TEMPO.CO, Jakarta - Wakil Presiden Jusuf Kalla menginginkan kasus pelanggaran hak asasi manusia pada masa lalu segera diusut. Saat ini, kata dia, pemerintah masih melakukan penyelidikan atas beberapa kasus pelanggaran HAM berat pada masa lalu.
"Pasti, kan, kasus pelanggaran HAM berat masa lalu menjadi fokus pemerintah untuk diselesaikan," kata Kalla di kantornya, Sabtu, 15 Agustus 2015. "Seperti Semanggi dan banyak kasus lain yang saat ini sedang pemeriksaan."
Namun, menurut Kalla, jalan yang baik dalam menyelesaikan kasus pelanggaran HAM berat masa lalu itu dengan cara rekonsiliasi. Dia juga mendukung langkah Presiden Joko Widodo saat pidato kenegaraan di Kompleks Parlemen Senayan. Ketika itu, Jokowi menilai cara menyelesaikan pelanggaran HAM adalah rekonsiliasi.
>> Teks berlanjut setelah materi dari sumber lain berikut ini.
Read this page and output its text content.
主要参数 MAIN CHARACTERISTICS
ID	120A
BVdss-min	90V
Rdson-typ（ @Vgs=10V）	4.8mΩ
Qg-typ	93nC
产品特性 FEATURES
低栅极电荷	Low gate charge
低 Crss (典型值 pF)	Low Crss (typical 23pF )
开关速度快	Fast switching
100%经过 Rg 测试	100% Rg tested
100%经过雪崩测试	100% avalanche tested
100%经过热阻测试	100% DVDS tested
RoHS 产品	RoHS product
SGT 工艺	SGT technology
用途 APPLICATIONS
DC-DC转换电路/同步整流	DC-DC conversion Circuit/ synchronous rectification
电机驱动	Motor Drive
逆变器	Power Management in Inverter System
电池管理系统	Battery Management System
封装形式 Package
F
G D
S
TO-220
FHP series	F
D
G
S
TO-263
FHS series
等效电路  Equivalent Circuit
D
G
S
"Pemeriksaan, penyidikan di pengadilan, kan. Tapi, ya, hasilnya seperti apa yang disampaikan (Presiden) itu," ujarnya.
Presiden Joko Widodo memastikan bakal membentuk komite rekonsiliasi untuk menyelesaikan pelanggaran hak asasi manusia masa lalu. Saat ini pemerintah masih merumuskan formulanya sebelum membawa kasus-kasus pelanggaran HAM berat ke komite rekonsiliasi.
“Pemerintah menginginkan ada rekonsiliasi nasional sehingga generasi mendatang tak terus memikul beban sejarah masa lalu,” tutur Presiden dalam pidato kenegaraannya pada sidang bersama Dewan Perwakilan Daerah dan Dewan Perwakilan Rakyat.
Gagasan untuk membentuk komite rekonsiliasi sebenarnya sudah didengungkan sejak lama. Pada 2004, pemerintah dan DPR menyepakati Undang-Undang Nomor 27 tentang komisi kebenaran dan rekonsiliasi. Sebelum kasus-kasus HAM diselesaikan, Mahkamah Konstitusi membatalkan undang-undang itu pada 2006. Setelah itu, penyelesaian pelanggaran HAM masa lalu terkatung-katung.
Komnas HAM sudah menyelidiki sejumlah kasus pelanggaran HAM berat, di antaranya peristiwa 1965, peristiwa Tanjung Priok 1984, peristiwa Lampung 1989, kasus orang hilang 1997-1998, penembakan mahasiswa Trisakti 1998, kasus kerusuhan Mei 13-15 Mei 1998, serta kasus Semanggi 1 dan 2. Berkas semua kasus sudah diserahkan ke Kejaksaan Agung, tapi tak kunjung ditindaklanjuti.